Human Excrement Delays Trains

Babalo Ndenze, Cape Times(Cape Town), March 11, 2008

Human excrement and illegal electrical connections running beneath railway tracks in Metrorail’s Central Line, are causing major train delays and malfunctions, says Metrorail’s regional executive after visiting stations there.

Nyanga station, its surrounds and the stretch of railway between Nolungile and Nonkqubela stations in Khayelitsha came under the spotlight for encroachments on to the railway tracks by people living in informal settlements.

According to Metrorail’s Blits publication, residents are forced to dump their excrement on to the railway line, due to the lack of amenities in informal settlements.

“As a result of the waste seeping into the ballast stone supporting the tracks, insufficient power is generated to operate trains.

“Trains either have to slow down at the section, or worse, are prevented from travelling across these tracks in some instances.

“The acid waste, over time, corrodes the track metal and causes further service interruptions as electrical components malfunction,” it read.

Metrorail said the communities on one side of the railway line were serviced by Eskom, but those on the other side had no service, and as a result they made illegal connections through railway tracks to get electricity.

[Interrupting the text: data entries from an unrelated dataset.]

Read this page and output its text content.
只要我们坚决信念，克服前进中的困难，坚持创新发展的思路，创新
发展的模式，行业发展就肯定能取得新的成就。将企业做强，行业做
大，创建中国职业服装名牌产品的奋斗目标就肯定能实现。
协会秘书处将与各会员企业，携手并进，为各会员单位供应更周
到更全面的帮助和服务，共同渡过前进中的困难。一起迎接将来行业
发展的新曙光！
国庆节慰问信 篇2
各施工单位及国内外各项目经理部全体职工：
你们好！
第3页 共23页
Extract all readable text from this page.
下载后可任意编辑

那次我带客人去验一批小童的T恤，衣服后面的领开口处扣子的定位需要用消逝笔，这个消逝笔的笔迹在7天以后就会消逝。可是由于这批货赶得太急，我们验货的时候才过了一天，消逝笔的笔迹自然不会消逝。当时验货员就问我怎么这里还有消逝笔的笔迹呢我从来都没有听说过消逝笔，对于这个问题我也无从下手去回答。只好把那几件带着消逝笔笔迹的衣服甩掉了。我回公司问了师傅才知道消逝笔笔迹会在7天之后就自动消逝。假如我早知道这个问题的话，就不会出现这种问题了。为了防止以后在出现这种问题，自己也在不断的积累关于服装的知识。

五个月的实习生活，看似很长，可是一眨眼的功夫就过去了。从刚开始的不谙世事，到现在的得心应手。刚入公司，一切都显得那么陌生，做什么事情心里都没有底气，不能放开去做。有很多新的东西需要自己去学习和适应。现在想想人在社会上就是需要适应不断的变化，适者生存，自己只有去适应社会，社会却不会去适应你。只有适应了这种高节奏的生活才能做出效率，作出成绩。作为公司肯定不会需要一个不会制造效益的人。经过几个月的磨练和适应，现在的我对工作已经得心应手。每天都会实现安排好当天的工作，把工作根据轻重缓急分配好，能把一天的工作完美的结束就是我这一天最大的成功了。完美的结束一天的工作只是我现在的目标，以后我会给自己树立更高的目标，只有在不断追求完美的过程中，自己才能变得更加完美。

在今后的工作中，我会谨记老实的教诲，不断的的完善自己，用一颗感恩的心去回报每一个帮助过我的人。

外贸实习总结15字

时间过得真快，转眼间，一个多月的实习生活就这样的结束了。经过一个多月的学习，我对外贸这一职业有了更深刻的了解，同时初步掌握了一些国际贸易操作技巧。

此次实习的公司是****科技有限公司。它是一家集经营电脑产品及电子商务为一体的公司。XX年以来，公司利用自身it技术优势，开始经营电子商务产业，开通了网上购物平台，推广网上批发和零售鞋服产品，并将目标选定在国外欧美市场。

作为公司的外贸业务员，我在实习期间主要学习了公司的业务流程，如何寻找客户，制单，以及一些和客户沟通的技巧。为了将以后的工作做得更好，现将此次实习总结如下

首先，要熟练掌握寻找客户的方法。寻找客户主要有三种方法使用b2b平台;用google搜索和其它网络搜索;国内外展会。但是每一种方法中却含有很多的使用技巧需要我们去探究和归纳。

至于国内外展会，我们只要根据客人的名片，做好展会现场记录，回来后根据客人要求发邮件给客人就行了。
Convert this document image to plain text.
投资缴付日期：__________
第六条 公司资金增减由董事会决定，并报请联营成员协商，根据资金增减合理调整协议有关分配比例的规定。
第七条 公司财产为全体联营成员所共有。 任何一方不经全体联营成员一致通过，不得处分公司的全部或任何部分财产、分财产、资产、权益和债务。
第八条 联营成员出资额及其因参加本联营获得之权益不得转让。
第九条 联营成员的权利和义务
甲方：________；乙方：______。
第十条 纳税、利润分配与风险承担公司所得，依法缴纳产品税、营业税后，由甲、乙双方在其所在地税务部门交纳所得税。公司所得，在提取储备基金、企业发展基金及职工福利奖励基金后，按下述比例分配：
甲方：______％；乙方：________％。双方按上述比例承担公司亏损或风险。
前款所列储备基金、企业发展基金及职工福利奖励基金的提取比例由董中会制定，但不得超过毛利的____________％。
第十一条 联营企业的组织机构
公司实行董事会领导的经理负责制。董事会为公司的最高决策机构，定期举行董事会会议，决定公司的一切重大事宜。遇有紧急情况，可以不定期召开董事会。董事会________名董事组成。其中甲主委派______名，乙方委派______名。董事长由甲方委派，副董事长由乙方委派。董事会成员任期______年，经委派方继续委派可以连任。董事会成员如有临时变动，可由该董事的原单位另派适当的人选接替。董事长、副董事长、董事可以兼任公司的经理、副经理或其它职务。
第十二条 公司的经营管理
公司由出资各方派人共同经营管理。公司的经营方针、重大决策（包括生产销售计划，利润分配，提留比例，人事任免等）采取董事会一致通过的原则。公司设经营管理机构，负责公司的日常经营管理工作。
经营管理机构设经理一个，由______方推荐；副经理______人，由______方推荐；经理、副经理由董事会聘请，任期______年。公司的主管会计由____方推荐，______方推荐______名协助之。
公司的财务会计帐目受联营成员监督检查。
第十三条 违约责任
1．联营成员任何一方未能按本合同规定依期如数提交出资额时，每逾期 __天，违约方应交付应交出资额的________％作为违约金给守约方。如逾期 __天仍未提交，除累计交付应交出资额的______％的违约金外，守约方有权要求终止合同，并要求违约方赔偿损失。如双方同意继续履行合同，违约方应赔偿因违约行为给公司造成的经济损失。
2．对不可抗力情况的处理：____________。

“This is especially dangerous as wires are unprotected, insecure and laid through wet waste. The unsavoury conditions pose a health risk to the public and to Metrorail employees.

“Operations and maintenance staff are particularly affected. Authorities are concerned for communities. Young children and toddlers especially are vulnerable, living in the settlement.”

Metrorail spokesperson Riana Scott said its executive would make a follow-up visit to the affected sites on Saturday.

“The medium-term plan is to clear the area up. There are contractors on site but until they get relocated they are being asked to put the waste elsewhere,” said Scott.

She said the long-term solution would be to move all the residents, with the help of the city, to a fully serviced site.

“But in the interim, the solution is to keep the areas clean.”

Trains will be closely monitored in the affected areas until the communities are formally relocated.